In some instances, weight- and body-related comments made toward you have more to do with the person’s over-concern about their own body size or body dissatisfaction. To the extent that you know a negative comment reflects someone else’s issues, take a moment to locate your empathy for the seemingly universal struggle for body satisfaction. You may decide not to react at all if the comment is particularly triggering for you; or, you might try to change the conversation, either by offering a positive counterpoint or simply switching topics altogether. If you’ve figured out some of the aspects of self beyond size that inspire self-confidence for you, consider engaging the person in a conversation about this. Discuss the benefits of finding other things that make them feel good about themselves and paying just as much, if not more, attention to them than appearance.

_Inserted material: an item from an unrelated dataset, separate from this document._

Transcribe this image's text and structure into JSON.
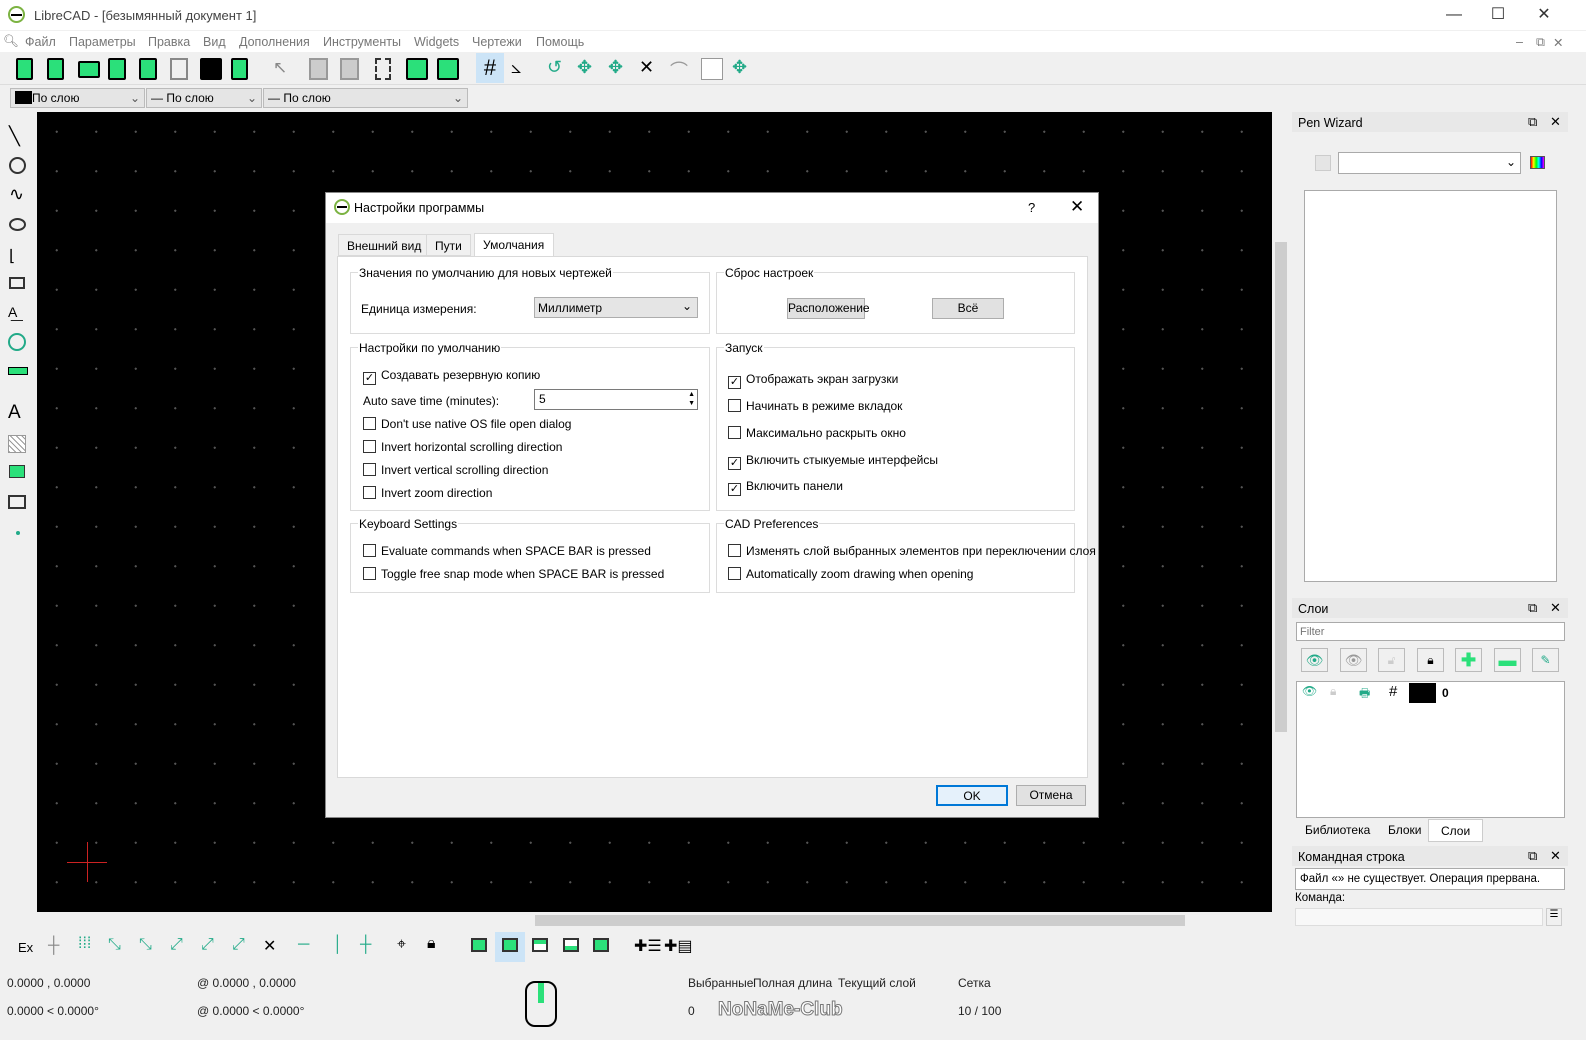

Hang in There, and Disengage when Necessary
Taking good care of yourself, talking to people about how their comments make you feel, educating them, and digging deep for empathy take a lot of effort. This effort can deplete you, and the open communication may be jarring or overwhelming for others. Be patient with yourself and with others. Remember that you are entitled to feel intolerant of and enraged by body-shaming comments, but replacing these deeply embedded ideas will take time (and may not be possible with some people). It is okay to decide that certain comments (or people) are simply not worth your energy. In fact, if the experience of talking to a specific person is more traumatizing than the hurtful comment itself, it will be necessary to take care of yourself by disengaging. It is okay to be upset or frustrated, and essential to talk to someone who you know will be supportive about your feelings, rather than to take these feelings out on yourself.